Yum Brands (NYSE:YUM), the parent company of KFC, Taco Bell, and Pizza Hut, spun off its Chinese operations as Yum China (NYSE:YUMC) in late 2016. Prior to that split, Yum China's growth had decelerated significantly due to avian flu outbreaks and a scandal involving expired meat.
Some analysts praised the spin-off, while others declared that Yum was prematurely abandoning its Chinese business. But since the split, shares of Yum China surged 75% as Yum Brands' stock advanced just over 60%.
Yum China's revenue rose on strong same-store sales at KFC and Pizza Hut, and its margins gradually expanded. However, that enthusiasm recently faded when the company provided a grim update on the coronavirus outbreak during its fourth-quarter conference call.
What did Yum China say about the coronavirus?
CFO Andy Yeung stated that the outbreaks caused "significant interruptions" to its business due to the temporary closure of restaurants before the Chinese New Year and a "substantial decline in sales" at the locations that stayed open.
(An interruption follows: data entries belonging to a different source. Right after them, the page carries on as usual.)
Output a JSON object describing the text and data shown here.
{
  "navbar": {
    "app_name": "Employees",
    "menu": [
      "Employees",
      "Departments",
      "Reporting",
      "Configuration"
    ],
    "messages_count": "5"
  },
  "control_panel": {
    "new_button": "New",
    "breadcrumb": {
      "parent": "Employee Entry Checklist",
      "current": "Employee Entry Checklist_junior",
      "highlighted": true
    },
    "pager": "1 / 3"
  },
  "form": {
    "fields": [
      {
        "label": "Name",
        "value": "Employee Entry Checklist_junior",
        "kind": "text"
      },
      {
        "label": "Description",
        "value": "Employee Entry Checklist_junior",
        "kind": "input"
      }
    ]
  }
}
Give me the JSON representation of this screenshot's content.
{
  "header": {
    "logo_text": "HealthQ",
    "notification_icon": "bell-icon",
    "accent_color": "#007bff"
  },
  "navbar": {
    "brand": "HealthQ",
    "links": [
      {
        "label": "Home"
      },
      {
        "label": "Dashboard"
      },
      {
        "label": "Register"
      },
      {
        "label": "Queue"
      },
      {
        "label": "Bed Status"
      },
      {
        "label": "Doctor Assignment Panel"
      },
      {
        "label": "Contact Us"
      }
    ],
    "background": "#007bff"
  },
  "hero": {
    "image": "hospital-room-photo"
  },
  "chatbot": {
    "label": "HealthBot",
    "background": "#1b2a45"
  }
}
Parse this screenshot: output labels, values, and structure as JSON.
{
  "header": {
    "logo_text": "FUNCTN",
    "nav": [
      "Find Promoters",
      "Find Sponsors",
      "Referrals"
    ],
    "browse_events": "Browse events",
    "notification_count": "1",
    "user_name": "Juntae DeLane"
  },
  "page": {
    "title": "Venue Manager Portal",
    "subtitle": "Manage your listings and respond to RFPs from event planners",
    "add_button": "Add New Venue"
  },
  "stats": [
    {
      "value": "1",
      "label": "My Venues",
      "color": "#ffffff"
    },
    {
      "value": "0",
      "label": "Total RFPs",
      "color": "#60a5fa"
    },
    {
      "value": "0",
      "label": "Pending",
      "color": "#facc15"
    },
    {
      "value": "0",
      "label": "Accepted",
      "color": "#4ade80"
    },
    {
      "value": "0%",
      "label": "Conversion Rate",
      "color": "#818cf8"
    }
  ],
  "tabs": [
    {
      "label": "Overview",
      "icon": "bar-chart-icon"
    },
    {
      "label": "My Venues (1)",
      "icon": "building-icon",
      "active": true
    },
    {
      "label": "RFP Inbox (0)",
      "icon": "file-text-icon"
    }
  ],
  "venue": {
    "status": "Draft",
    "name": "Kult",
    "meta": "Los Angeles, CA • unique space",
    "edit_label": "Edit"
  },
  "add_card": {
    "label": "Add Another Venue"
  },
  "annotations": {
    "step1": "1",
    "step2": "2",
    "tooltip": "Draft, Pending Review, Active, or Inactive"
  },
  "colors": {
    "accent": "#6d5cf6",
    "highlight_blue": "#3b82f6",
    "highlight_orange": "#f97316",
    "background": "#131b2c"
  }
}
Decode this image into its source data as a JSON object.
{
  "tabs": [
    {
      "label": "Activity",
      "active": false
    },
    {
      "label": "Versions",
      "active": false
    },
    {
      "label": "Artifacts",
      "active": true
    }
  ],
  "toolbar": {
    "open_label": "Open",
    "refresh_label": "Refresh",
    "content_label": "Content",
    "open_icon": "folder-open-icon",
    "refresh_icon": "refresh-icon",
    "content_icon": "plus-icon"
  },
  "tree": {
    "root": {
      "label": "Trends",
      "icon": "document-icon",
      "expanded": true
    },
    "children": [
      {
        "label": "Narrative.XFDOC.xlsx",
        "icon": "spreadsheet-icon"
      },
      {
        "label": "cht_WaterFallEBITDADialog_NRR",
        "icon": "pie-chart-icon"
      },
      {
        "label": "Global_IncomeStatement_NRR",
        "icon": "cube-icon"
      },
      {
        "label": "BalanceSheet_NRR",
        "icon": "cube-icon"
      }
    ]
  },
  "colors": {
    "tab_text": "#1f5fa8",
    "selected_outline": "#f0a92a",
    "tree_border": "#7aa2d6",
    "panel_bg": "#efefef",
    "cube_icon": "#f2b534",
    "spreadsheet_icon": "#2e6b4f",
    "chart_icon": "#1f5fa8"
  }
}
Yeung stated that "more than 30%" of its restaurants were still closed, and that traffic at its open locations "[was] impacted by travel restrictions, suspended festivities, and shortened operating hours as people avoid going out." Same-store sales at the locations that stayed open since the Chinese New Year fell 40%-50%.
Yeung warned that the company still couldn't "forecast when, nor at what rate, the closed restaurants will be reopened," and that it could "experience operating losses" for the first quarter of 2020 and the full year if the current trends continue.
On the bright side, deliveries remained robust as it ramped up "contactless" services in which couriers avoid direct contact with customers. CEO Joey Wat also noted that the coronavirus crisis was hurting Pizza Hut more than KFC, which relies more heavily on deliveries and in-store pickups than Pizza Hut.
Despite all those headwinds, Yum China still plans to open 800 to 850 new stores this year and boost its store count by roughly 9% to over 10,000 locations. It also expects its capex to come in between $500 million to $550 million for 2020 as it opens new stores, upgrades existing ones, and boosts its digital, IT, and infrastructure investments.
Yeung stated that the company would "continue to invest" in its emerging brands, and that its acquisition of the casual dining chain Huang Ji Huang was still on track to close in early 2020. In short, Yum China still views the coronavirus crisis as a one-time event that won't curb its long-term growth.
But is Yum China being too optimistic?
When the coronavirus outbreak started, many analysts compared the epidemic to the SARS outbreak, which lasted for roughly eight months and killed nearly 800 people in 2002 and 2003.
However, the COVID-19 coronavirus seems to be significantly more dangerous than SARS. It's already claimed over 2,000 lives and infected more than 75,000 people since the virus was identified last December.
The lack of media transparency in China, along with a widespread distrust of the government's official numbers, also makes it difficult to gauge the true impact of the virus on China's economy. China's recent actions -- including financial stimulus packages, citywide lockdowns, and the hasty construction of a massive hospital -- also indicate that the situation could get worse.
If the situation worsens, Yum China could post at least several quarters of double-digit revenue declines and collapsing margins. Meanwhile, tighter lockdowns and quarantines could prevent the company from achieving its goal of topping 10,000 stores by the end of 2020.
Wall Street currently expects Yum China's revenue and earnings to decline 8% and 52%, respectively, this year. Those forecasts mainly reflect China's economic slowdown and gains from its investment in the delivery platform Meituan Dianping (OTC:MPNGF) instead of the recent coronavirus outbreak.
Yum China's forward P/E of 23, which is based on those outdated forecasts, is already lofty for a company that faces revenue and earnings declines this year. If those forecasts are reduced, its valuation will rise even more -- which indicates that the stock is currently overvalued.
The bottom line
We can't tell how badly the coronavirus crisis will hurt Yum China yet, but there simply isn't enough fear baked into the stock price. Investors should avoid this stock until management offers a clearer view of the situation and demonstrates that it can weather the storm.